CRLBmulti=(GTΣ1G)1\mathrm{CRLB}_{\mathrm{multi}} = (\mathbf{G}^T \mathbf{\Sigma}^{-1} \mathbf{G})^{-1}

  • Technical Gaps: NTNs face non-standardized signal designs for positioning, PRS timing, rapid ephemeris update requirements, per-satellite frequency/time compensation for multi-LEO TDOA, and integration challenges at the LMF, protocol, and UE modem levels. Enhanced uplink (multi-RTT), Doppler/FDOA methods, and robust multi-orbit satellite coordination are open research areas (Dureppagari et al., 2023).

8. Standardization, Field Trials, and Future Directions

  • 3GPP Roadmap: NTN integration is established in Release 17 (transparent payloads), matured in Release 18 (enhanced NR_NTN, IoT_NTN), and is projected to include regenerative payloads, advanced beam management, asynchronous MC/CA, RIS integration, and AI-driven RRM in Rel. 19/20 and future 6G (Guidotti et al., 2022).
  • Industrial Trials: Ongoing deployments and field trials span GEO NB-IoT (Intelsat), LEO integration (Viasat, OneWeb, Starlink), and multi-segment demonstrations (5G-VINNI, 5GENESIS, SATis5), with anticipated hybrid commercial service by major operators (Orange, Vodafone) (Hernandez et al., 2023, Azari et al., 2021).
  • Research Challenges: The path to 6G NTN includes sub-10 cm positioning, Tbps-class in-space routing, quantum-resilient security, optical feeder links, ultra-tight synchronization, and sustainable space–air platforms. AI/ML methods for RRM, dynamic spectrum sharing, and cross-layer optimizations are central to this evolution (Guidotti et al., 2022).
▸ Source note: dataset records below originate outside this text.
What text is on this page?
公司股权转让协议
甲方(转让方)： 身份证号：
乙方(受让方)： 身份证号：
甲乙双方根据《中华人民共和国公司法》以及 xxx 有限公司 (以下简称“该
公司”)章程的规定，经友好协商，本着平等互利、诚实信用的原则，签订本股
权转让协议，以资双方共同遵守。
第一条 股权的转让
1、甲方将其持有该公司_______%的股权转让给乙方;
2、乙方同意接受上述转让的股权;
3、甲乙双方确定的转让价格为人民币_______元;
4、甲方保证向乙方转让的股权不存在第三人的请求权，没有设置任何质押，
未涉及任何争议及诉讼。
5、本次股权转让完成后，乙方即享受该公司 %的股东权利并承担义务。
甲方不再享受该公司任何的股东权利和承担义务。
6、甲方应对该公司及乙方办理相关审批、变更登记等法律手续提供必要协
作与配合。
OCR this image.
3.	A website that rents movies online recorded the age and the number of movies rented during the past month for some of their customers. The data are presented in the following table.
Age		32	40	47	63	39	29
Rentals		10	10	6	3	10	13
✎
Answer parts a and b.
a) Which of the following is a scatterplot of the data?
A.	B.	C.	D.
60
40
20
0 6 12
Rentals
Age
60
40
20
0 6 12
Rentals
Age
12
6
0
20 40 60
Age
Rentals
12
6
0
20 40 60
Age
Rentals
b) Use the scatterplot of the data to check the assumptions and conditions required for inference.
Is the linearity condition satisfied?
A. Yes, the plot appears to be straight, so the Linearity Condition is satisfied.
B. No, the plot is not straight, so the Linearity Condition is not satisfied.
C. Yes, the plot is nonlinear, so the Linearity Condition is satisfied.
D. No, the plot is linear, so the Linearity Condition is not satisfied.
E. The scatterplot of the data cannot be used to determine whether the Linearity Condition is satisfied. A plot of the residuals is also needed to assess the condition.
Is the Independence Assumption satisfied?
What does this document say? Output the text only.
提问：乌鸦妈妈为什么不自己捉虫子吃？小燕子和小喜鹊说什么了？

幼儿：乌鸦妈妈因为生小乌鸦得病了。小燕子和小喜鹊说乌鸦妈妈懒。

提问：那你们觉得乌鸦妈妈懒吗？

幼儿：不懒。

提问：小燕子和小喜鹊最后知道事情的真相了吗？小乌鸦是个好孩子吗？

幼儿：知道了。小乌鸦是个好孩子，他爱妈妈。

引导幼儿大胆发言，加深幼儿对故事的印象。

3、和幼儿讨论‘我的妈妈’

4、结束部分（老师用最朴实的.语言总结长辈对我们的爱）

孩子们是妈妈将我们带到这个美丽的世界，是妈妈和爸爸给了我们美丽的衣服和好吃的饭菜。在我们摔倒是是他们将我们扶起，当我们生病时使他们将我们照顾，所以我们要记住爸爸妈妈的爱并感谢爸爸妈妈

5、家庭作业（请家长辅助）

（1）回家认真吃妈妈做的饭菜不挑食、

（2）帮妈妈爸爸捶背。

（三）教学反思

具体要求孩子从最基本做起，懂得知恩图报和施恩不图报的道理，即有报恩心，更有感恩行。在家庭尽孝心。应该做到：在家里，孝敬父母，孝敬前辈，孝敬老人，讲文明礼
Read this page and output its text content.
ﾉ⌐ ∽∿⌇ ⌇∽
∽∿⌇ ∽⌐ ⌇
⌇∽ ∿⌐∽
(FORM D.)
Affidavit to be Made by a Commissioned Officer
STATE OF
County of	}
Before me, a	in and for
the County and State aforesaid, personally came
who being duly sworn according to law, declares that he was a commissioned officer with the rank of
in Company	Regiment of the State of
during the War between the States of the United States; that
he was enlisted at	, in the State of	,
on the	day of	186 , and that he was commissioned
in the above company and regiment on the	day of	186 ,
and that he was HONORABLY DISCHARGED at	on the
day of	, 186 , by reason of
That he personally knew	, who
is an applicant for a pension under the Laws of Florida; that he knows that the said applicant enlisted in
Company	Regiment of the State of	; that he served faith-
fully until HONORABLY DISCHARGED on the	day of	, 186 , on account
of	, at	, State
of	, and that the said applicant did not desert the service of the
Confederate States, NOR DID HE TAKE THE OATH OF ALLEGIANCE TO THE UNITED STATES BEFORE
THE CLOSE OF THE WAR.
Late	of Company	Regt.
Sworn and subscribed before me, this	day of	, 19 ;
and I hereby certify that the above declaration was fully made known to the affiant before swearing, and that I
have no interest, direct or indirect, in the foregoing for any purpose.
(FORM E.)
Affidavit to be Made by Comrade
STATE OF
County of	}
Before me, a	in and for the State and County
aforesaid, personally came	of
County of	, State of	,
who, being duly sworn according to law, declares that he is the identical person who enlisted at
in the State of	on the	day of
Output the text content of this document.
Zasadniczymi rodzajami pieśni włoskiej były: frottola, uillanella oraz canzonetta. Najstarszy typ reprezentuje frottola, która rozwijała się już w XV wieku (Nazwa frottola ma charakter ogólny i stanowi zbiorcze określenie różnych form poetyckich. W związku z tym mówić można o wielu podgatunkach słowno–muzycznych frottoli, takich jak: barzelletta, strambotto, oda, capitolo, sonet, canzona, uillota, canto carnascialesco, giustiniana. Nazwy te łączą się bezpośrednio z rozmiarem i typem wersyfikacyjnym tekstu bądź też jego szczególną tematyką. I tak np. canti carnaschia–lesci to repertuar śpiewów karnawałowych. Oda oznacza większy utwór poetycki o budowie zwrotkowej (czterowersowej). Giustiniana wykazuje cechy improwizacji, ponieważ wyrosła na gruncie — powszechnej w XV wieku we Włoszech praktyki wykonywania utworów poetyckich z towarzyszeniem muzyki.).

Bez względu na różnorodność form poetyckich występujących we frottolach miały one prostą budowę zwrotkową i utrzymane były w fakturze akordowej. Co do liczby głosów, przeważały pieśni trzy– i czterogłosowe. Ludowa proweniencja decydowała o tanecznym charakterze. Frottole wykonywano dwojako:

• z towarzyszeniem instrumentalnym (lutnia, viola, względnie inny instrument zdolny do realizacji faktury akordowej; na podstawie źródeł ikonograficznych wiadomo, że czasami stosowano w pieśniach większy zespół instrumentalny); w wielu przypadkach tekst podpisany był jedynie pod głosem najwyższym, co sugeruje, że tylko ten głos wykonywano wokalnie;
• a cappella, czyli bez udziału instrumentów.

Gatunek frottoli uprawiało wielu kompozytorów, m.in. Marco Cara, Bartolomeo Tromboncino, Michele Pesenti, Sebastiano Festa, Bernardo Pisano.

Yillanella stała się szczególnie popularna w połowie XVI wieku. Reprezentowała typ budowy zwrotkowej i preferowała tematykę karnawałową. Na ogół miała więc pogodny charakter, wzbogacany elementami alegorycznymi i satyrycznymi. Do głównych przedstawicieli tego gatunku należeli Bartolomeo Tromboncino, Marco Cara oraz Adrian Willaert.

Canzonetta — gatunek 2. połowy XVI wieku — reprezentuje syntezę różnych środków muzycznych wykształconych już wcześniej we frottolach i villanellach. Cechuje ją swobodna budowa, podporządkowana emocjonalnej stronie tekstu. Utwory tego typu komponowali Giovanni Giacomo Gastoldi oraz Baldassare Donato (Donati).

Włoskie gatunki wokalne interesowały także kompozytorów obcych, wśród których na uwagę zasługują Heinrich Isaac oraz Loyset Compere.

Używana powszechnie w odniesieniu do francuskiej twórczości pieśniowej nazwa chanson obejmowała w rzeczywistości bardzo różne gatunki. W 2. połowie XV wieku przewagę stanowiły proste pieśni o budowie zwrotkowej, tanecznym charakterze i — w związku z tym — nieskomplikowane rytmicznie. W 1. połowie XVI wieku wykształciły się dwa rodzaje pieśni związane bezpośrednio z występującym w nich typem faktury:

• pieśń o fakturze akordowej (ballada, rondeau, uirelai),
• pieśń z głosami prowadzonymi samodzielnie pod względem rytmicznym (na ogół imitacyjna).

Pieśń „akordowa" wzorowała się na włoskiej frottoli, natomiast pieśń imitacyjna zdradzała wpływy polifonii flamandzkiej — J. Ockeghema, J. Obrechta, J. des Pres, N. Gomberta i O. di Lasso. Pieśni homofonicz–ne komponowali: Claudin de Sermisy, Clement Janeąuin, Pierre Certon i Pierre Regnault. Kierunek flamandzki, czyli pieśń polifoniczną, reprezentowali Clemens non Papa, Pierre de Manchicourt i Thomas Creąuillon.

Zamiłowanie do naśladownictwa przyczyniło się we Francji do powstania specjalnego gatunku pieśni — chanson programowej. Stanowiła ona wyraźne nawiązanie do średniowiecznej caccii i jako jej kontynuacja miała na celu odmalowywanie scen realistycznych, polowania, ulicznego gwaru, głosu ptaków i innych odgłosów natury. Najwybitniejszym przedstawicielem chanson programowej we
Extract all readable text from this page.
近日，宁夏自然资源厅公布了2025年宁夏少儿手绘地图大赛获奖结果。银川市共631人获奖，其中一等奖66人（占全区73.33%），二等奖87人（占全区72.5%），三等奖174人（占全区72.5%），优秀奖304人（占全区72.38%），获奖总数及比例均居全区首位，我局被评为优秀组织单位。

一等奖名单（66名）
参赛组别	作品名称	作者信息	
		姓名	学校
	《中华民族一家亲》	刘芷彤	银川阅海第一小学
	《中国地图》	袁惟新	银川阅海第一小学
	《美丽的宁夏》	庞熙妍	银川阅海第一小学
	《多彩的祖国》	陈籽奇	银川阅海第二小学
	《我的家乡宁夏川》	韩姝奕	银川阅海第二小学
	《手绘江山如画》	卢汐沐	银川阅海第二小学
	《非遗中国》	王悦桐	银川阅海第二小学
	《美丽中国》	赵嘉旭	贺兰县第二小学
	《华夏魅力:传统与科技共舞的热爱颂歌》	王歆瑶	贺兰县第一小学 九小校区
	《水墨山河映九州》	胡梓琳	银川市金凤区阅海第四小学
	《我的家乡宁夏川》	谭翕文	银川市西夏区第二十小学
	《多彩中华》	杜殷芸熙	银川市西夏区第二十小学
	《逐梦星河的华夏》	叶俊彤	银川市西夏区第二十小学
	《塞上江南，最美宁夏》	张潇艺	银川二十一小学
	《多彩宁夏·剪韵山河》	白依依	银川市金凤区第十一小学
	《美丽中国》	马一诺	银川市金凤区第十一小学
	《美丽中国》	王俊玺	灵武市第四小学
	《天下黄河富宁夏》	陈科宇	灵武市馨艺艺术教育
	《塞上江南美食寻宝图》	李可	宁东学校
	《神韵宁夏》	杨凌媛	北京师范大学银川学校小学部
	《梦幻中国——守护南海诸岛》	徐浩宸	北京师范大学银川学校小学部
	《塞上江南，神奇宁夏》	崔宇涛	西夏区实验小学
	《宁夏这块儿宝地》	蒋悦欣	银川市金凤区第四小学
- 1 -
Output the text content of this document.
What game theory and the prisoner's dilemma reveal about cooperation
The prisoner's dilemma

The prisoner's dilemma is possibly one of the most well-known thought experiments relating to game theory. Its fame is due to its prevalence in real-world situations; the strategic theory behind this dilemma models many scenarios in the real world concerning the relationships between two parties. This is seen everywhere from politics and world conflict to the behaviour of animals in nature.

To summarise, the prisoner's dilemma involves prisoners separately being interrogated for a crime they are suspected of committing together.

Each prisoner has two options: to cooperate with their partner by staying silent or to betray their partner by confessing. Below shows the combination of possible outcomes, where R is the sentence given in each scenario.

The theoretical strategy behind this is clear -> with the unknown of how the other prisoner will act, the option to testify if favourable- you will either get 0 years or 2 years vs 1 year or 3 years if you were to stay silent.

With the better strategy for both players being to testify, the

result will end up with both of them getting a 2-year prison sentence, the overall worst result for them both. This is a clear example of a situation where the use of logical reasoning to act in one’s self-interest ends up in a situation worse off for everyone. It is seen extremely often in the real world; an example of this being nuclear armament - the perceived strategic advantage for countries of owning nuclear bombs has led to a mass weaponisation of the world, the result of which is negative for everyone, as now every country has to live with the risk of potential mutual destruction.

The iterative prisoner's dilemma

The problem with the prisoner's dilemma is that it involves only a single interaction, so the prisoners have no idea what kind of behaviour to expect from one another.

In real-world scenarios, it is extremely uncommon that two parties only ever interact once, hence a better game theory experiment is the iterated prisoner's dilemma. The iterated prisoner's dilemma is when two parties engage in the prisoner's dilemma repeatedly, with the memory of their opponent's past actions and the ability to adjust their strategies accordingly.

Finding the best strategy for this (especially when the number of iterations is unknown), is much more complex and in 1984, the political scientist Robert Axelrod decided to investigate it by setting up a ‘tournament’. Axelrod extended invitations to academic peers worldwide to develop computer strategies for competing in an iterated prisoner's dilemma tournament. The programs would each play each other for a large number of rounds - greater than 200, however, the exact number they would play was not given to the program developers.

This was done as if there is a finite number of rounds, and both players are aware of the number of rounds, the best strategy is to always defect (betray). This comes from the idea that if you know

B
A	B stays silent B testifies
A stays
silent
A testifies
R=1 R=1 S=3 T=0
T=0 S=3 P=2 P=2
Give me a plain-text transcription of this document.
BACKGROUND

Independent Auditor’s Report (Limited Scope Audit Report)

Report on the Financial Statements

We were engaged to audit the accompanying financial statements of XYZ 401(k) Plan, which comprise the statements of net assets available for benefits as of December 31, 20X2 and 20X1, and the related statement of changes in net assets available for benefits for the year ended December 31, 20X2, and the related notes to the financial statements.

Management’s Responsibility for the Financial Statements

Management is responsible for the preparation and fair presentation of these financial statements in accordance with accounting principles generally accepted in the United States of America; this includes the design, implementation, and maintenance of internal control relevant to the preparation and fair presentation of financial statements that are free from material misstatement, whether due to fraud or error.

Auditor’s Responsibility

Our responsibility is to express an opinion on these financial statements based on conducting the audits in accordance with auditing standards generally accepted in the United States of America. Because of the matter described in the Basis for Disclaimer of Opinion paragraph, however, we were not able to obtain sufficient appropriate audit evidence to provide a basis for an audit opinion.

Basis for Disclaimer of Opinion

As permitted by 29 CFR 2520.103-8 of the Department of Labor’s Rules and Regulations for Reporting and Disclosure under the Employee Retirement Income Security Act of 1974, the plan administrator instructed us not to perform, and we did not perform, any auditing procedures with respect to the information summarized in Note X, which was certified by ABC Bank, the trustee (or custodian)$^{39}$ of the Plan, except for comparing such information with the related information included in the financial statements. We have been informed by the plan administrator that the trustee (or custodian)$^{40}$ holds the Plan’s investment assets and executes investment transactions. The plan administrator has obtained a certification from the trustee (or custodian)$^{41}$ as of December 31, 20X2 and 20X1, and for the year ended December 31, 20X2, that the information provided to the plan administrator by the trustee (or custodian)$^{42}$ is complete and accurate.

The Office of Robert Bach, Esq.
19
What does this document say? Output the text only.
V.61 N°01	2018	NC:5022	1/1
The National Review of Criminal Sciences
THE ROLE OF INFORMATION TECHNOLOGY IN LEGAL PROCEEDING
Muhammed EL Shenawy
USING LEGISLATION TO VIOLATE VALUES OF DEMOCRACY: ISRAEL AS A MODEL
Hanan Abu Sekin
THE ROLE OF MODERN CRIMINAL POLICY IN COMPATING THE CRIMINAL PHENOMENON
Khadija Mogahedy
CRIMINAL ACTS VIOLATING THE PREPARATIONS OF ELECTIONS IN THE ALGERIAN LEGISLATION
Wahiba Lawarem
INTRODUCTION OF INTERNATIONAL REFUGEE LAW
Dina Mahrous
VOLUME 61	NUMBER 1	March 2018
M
The 5G NTN landscape encompasses a harmonized integration of spaceborne and terrestrial assets through advances in architecture, waveforms, MAC/RRM algorithms, spectrum sharing, security, and AI-driven orchestration, aiming to deliver global, resilient, high-capacity, and flexible networks for diverse use cases ranging from IoT to mission-critical services, and forming the backbone for the upcoming 6G era (Azari et al., 2021, Farré et al., 12 Jun 2025, Guidotti et al., 2022).